The clock on the wall tells her it is a quarter past nine. She is not sure what time she arrived, knows it must have been after six-thirty, but beyond that, it is as though time has taken on a different dimension, as though it is being stretched and then contracted from one minute to the next until it is warped beyond all recognition. All she knows is that she has told the detective the same facts again and again, has confirmed the details over and over, a seemingly endless array of clarifications. It is as though the four of them – Nicole, her solicitor, the interviewing detective and the taciturn officer – are trapped in a Groundhog Day of questioning.
The door opens, and a policewoman – the female officer who was at Nicole’s house earlier today – enters the room, whispers something into the interviewing detective’s ear. The detective frowns before speaking.
‘Interview paused at...’ He studies the clock on the wall. ‘Twenty-one eighteen.’ Pressing a finger down on the tape machine, he pushes his chair back from the table and stands up.
Without further explanation, he leaves the room, closing the door behind him. Nicole turns to her solicitor who tells her not to worry, it is all quite normal. The remaining officer studies whatever notes she has made in her book, does not make eye contact.
The minutes tick by – 21.19, 21.20, 21.21 – and Nicole is aware of sweat pooling in the small of her back. Her mind is awash with speculations as to what is taking the detective so long, and she tries to reassure herself that interruptions like this must happen all the time.

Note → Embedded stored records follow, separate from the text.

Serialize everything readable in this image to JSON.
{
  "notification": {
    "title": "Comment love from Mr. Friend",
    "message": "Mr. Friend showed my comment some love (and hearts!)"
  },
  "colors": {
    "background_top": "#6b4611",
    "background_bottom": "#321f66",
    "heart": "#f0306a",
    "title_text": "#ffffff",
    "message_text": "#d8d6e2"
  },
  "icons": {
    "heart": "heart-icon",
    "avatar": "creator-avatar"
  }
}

But doubts escalate in her mind, and she picks up the cup of water in front of her, sips from it, tries to wet her parched lips.
Recollections rush to fill the empty time. She recalls the collective shock that greeted her confession earlier this evening and wishes that so many things in the past had been different, that the future she has been dreading were not now a reality.
The thought runs through her head that she does not know when she will see her boys again. She does not know if – when the questioning is over – she will be released on bail or held on remand. Whether it will be hours or days or even weeks before she can hug them again. The prospect of being separated from Nathaniel and Jack is like a vice tightening around her throat, a possibility she dare not dwell on for too long.
The door opens, and the detective returns, carrying an iPad. There is a silent, visual exchange between the detective and the officer seated at the table, a tacit communication Nicole cannot decipher.
The detective retakes his seat opposite her, presses a finger on the tape machine to restart it, announces the continuation of the interview at nine twenty-eight p.m. He looks at Nicole for a moment as though trying to solve an impenetrable puzzle, the iPad still in his hand, its screen concealed from Nicole.
‘Is there anything else you’d like to tell us, Mrs Forrester? Anything you think might be relevant about the night of Isla Richardson’s death?’
The palms of Nicole’s hands are clammy, and she wipes them on her trousers. She feels as though she has stepped onto the wrong path and now cannot find her way back. ‘I don’t think so, no.’
The detective pauses. ‘That’s interesting.’ He takes in a deep breath, lets it out again slowly. ‘Just humour me for a moment, will you, while I tell you a little story.’